Tablets are required to meet a weight variation test (see Uniformity of Dosage Units 905) where the active ingredient comprises a major portion of the tablet and where control of weight may be presumed to be an adequate control of drug content uniformity. Weight variation is not an adequate indication of content uniformity where the drug substance comprises a relatively minor portion of the tablet, or where the tablet is sugar-coated. Thus, the Pharmacopeia generally requires that coated tablets and tablets containing 50 mg or less of active ingredient, comprising less than 50% by weight of the dosage-form unit, pass a content uniformity test (see Uniformity of Dosage Units 905), wherein individual tablets are assayed for actual drug content.
Disintegration is an essential attribute of tablets intended for administration by mouth, except for those intended to be chewed before being swallowed and for some types of extended-release tablets. A disintegration test is provided (see Disintegration 701), and limits on the times in which disintegration is to take place, appropriate for the types of tablets concerned, are given in the individual monographs.
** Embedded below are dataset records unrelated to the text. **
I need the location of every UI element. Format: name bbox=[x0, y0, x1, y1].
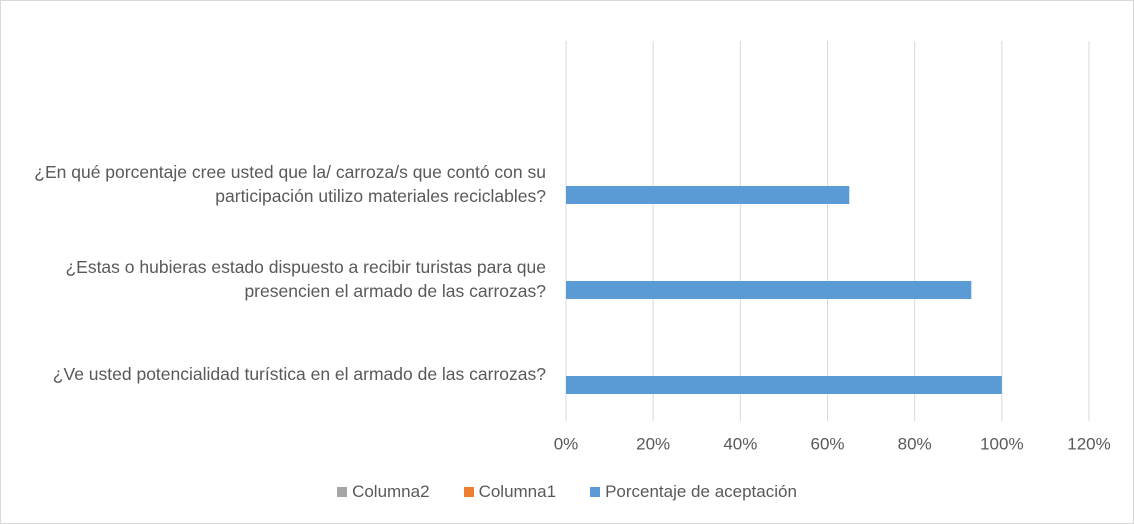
x-tick-label: 120% bbox=[1067, 434, 1110, 453]
legend-swatch bbox=[463, 487, 474, 497]
bar bbox=[566, 281, 972, 299]
legend-label: Columna2 bbox=[352, 482, 430, 501]
legend-swatch bbox=[590, 487, 601, 497]
x-tick-label: 100% bbox=[980, 434, 1023, 453]
bar bbox=[566, 376, 1002, 394]
bar bbox=[566, 186, 850, 204]
category-label: ¿Ve usted potencialidad turística en el … bbox=[52, 363, 546, 384]
legend: Columna2 Columna1 Porcentaje de aceptación bbox=[1, 482, 1133, 502]
category-label: ¿En qué porcentaje cree usted que la/ ca… bbox=[34, 161, 546, 206]
legend-item: Columna2 bbox=[337, 482, 430, 502]
legend-swatch bbox=[337, 487, 348, 497]
x-tick-label: 20% bbox=[636, 434, 670, 453]
legend-label: Columna1 bbox=[478, 482, 557, 501]
x-tick-label: 0% bbox=[554, 434, 579, 453]
x-tick-label: 40% bbox=[723, 434, 757, 453]
category-label: ¿Estas o hubieras estado dispuesto a rec… bbox=[65, 256, 546, 301]
x-tick-label: 60% bbox=[810, 434, 844, 453]
legend-label: Porcentaje de aceptación bbox=[605, 482, 797, 501]
legend-item: Porcentaje de aceptación bbox=[590, 482, 797, 502]
legend-item: Columna1 bbox=[463, 482, 557, 502]
x-tick-label: 80% bbox=[898, 434, 932, 453]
For drugs of limited water-solubility, dissolution may be a more meaningful quality attribute than disintegration. A dissolution test (see Dissolution 711) is required in a number of monographs on tablets. In many cases, it is possible to correlate dissolution rates with biological availability of the active ingredient. However, such tests are useful mainly as a means of screening preliminary formulations and as a routine quality-control procedure.
Tablets may be coated for a variety of reasons, including protection of the ingredients from air, moisture, or light, masking of unpleasant tastes and odors, improvement of appearance, and control of the site of drug release in the gastrointestinal tract.
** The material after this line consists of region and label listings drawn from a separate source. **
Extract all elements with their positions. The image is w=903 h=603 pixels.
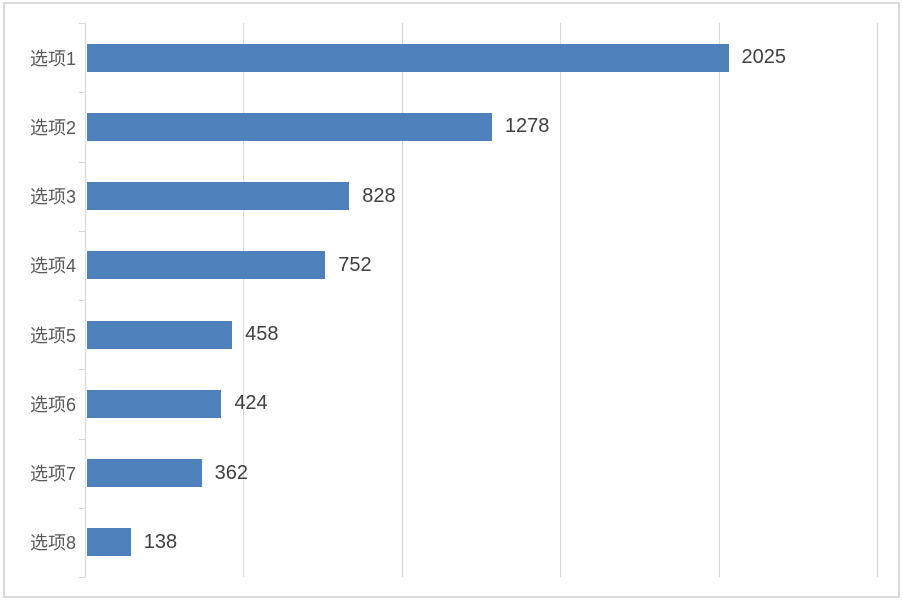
category-label: 选项7	[29, 464, 76, 485]
value-label: 362	[214, 461, 249, 484]
bar	[87, 528, 131, 557]
bar	[87, 43, 729, 72]
value-label: 138	[143, 530, 178, 553]
axis-tick-mark	[79, 577, 86, 578]
axis-tick-mark	[79, 369, 86, 371]
axis-tick-mark	[79, 300, 86, 301]
category-label: 选项3	[29, 187, 76, 208]
gridline	[560, 23, 562, 577]
gridline	[718, 23, 720, 577]
category-label: 选项5	[29, 325, 76, 346]
bar	[87, 389, 222, 418]
value-label: 458	[245, 323, 279, 346]
bar	[87, 112, 492, 141]
axis-tick-mark	[79, 438, 86, 440]
bar	[87, 320, 233, 349]
value-label: 752	[338, 253, 372, 276]
chart-frame	[3, 2, 900, 598]
value-label: 424	[234, 392, 268, 415]
category-label: 选项1	[29, 48, 76, 69]
bar	[87, 459, 202, 488]
gridline	[401, 23, 403, 577]
bar	[87, 182, 350, 211]
value-label: 828	[362, 184, 396, 207]
axis-tick-mark	[79, 161, 86, 163]
axis-tick-mark	[79, 230, 86, 232]
axis-tick-mark	[79, 92, 86, 94]
bar	[87, 251, 326, 280]
category-label: 选项6	[29, 394, 76, 415]
value-label: 1278	[504, 115, 550, 138]
category-label: 选项2	[29, 117, 76, 138]
category-label: 选项8	[29, 533, 76, 554]
gridline	[877, 23, 878, 577]
category-label: 选项4	[29, 256, 76, 277]
axis-tick-mark	[79, 507, 86, 509]
gridline	[243, 23, 245, 577]
value-label: 2025	[741, 46, 787, 69]
axis-tick-mark	[79, 23, 86, 24]
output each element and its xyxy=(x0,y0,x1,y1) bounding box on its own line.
Classically, tablets have been coated with sugar applied from aqueous suspensions containing insoluble powders such as starch, calcium carbonate, talc, or titanium dioxide, suspended by means of acacia or gelatin. For purposes of identification and esthetic value, the outside coatings may be colored. The finished coated tablets are polished by application of dilute solutions of wax in solvents such as chloroform or powdered mix. Water-protective coatings consisting of substances such as shellac or cellulose acetate phthalate are often applied out of nonaqueous solvents prior to application of sugar coats. Excessive quantities should be avoided. Drawbacks of sugar coating include the lengthy time necessary for application, the need for waterproofing, which also adversely affects dissolution, and the increased bulk of the finished tablet. These factors have resulted in increased acceptance of film coatings. Film coatings consist of water-soluble or dispersible materials such as hydroxypropyl methylcellulose, methylcellulose, hydroxypropylcellulose, carboxymethylcellulose sodium, and mixtures of cellulose acetate phthalate and polyethylene glycols applied out of nonaqueous or aqueous solvents. Evaporation of the solvents leaves a thin film that adheres directly to the tablet and allows it to retain the original shape, including grooves or identification codes.
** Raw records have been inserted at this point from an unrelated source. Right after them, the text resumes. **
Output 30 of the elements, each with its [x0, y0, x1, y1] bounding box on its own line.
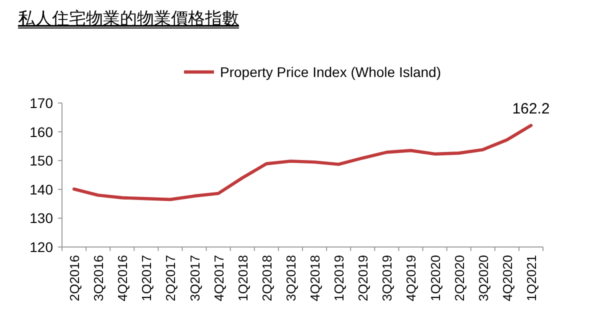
chart-title: 私人住宅物業的物業價格指數 [18, 9, 239, 28]
x-tick-label: 1Q2020 [428, 255, 443, 302]
x-tick-label: 2Q2017 [163, 255, 178, 302]
x-tick-label: 4Q2016 [115, 255, 130, 302]
y-tick-label: 120 [30, 239, 54, 255]
x-tick-label: 3Q2018 [283, 255, 298, 302]
x-tick-label: 1Q2019 [332, 255, 347, 302]
legend-label: Property Price Index (Whole Island) [220, 64, 441, 80]
x-tick-label: 2Q2020 [452, 255, 467, 302]
y-tick-label: 130 [30, 210, 54, 226]
x-tick-label: 3Q2017 [187, 255, 202, 302]
y-tick-label: 140 [30, 181, 54, 198]
y-tick-label: 160 [30, 124, 54, 140]
x-tick-label: 4Q2020 [500, 255, 515, 302]
x-tick-label: 2Q2016 [67, 255, 82, 302]
x-tick-label: 2Q2019 [356, 255, 371, 302]
x-tick-label: 4Q2019 [404, 255, 419, 302]
data-label: 162.2 [512, 100, 550, 118]
x-tick-label: 2Q2018 [259, 255, 274, 302]
x-tick-label: 3Q2016 [91, 255, 106, 302]
y-tick-label: 170 [30, 95, 54, 111]
x-tick-label: 4Q2017 [211, 255, 226, 302]
y-tick-label: 150 [30, 152, 54, 169]
x-tick-label: 3Q2019 [380, 255, 395, 302]
line-series [72, 124, 533, 202]
x-tick-label: 3Q2020 [476, 255, 491, 302]
x-tick-label: 4Q2018 [308, 255, 323, 302]
x-tick-label: 1Q2017 [139, 255, 154, 302]
x-tick-label: 1Q2018 [235, 255, 250, 302]
x-tick-label: 1Q2021 [524, 255, 539, 302]
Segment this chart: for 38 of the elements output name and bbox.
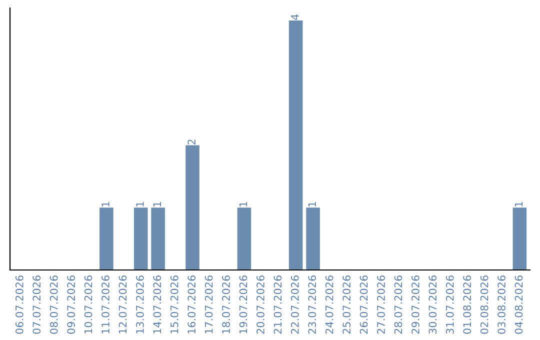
data-label: 1: [239, 202, 248, 206]
x-tick-label: 16.07.2026: [188, 276, 196, 334]
x-tick-label: 17.07.2026: [204, 276, 213, 334]
x-tick-label: 08.07.2026: [50, 276, 58, 334]
x-tick-label: 13.07.2026: [136, 276, 144, 334]
x-tick-label: 25.07.2026: [342, 276, 351, 334]
x-tick-label: 02.08.2026: [480, 276, 488, 334]
x-tick-label: 29.07.2026: [412, 276, 420, 334]
data-label: 2: [188, 140, 196, 144]
x-tick-label: 07.07.2026: [32, 276, 41, 334]
x-tick-label: 09.07.2026: [67, 276, 76, 334]
x-tick-label: 21.07.2026: [274, 276, 282, 334]
data-label: 1: [308, 202, 316, 206]
data-label: 1: [136, 202, 144, 206]
x-tick-label: 28.07.2026: [394, 276, 402, 334]
x-tick-label: 20.07.2026: [256, 276, 264, 334]
data-label: 1: [102, 202, 110, 206]
x-tick-label: 01.08.2026: [463, 276, 472, 334]
data-label: 1: [514, 202, 523, 206]
x-tick-label: 31.07.2026: [446, 276, 454, 334]
x-tick-label: 30.07.2026: [428, 276, 437, 334]
x-tick-label: 19.07.2026: [239, 276, 248, 334]
x-tick-label: 18.07.2026: [222, 276, 230, 334]
x-tick-label: 22.07.2026: [290, 276, 299, 334]
x-tick-label: 06.07.2026: [15, 276, 24, 334]
data-label: 4: [291, 14, 299, 20]
x-tick-label: 14.07.2026: [153, 276, 162, 334]
x-tick-label: 24.07.2026: [325, 276, 334, 334]
x-tick-label: 03.08.2026: [498, 276, 506, 334]
x-tick-label: 10.07.2026: [84, 276, 92, 334]
x-tick-label: 15.07.2026: [170, 276, 178, 334]
x-tick-label: 12.07.2026: [118, 276, 127, 334]
x-tick-label: 11.07.2026: [102, 276, 110, 334]
x-tick-label: 27.07.2026: [377, 276, 385, 334]
x-tick-label: 04.08.2026: [514, 276, 523, 334]
data-label: 1: [153, 202, 161, 206]
x-tick-label: 23.07.2026: [308, 276, 316, 334]
x-tick-label: 26.07.2026: [360, 276, 368, 334]
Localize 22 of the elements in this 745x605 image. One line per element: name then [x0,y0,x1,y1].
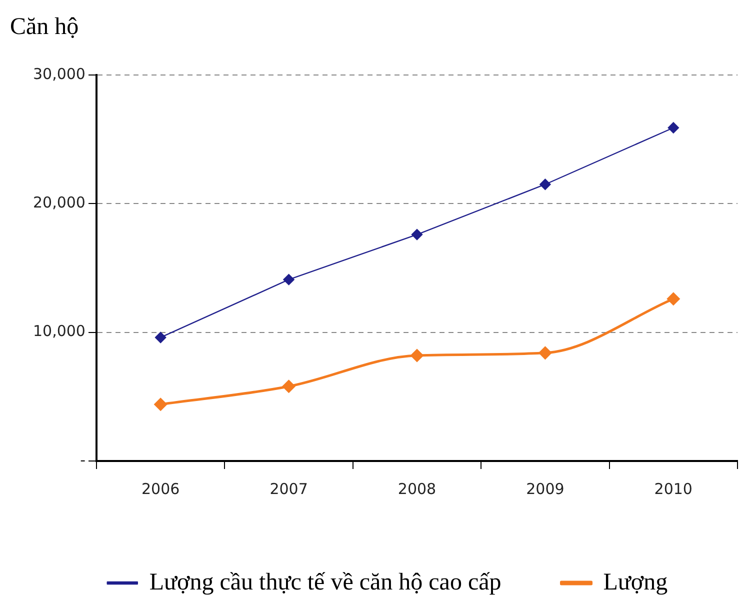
point [411,228,423,240]
point [667,292,680,306]
x-tick-label: 2008 [398,480,436,498]
legend-label: Lượng cầu thực tế về căn hộ cao cấp [149,569,502,596]
point [668,122,679,134]
y-tick-label: 20,000 [32,194,86,212]
y-tick-label: 30,000 [32,64,86,83]
point [540,178,551,190]
x-tick-label: 2007 [270,480,308,498]
point [282,380,296,393]
x-tick-label: 2010 [654,480,692,498]
y-axis-title: Căn hộ [10,14,79,41]
y-tick-label: - [80,450,86,469]
point [410,349,424,362]
point [154,398,167,411]
x-tick-label: 2009 [526,480,564,498]
y-tick-label: 10,000 [32,322,86,340]
point [154,332,166,344]
legend-label: Lượng [603,569,668,596]
point [538,346,552,360]
x-tick-label: 2006 [141,480,180,498]
point [283,274,294,286]
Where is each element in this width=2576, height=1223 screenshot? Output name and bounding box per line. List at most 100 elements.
Where the drug may be destroyed or inactivated by the gastric juice or where it may irritate the gastric mucosa, the use of “enteric” coatings is indicated. Such coatings are intended to delay the release of the medication until the tablet has passed through the stomach. The term “delayed-release” is used for Pharmacopeial purposes, and the individual monographs include tests and specifications for Drug release (see Drug Release 724) or Disintegration (see Disintegration 701).
Extended-release tablets are formulated in such manner as to make the contained medicament available over an extended period of time following ingestion. Expressions such as “prolonged-action,” “repeat-action,” and “sustained-release” have also been used to describe such dosage forms. However, the term “extended-release” is used for Pharmacopeial purposes, and requirements for Drug release typically are specified in the individual monographs.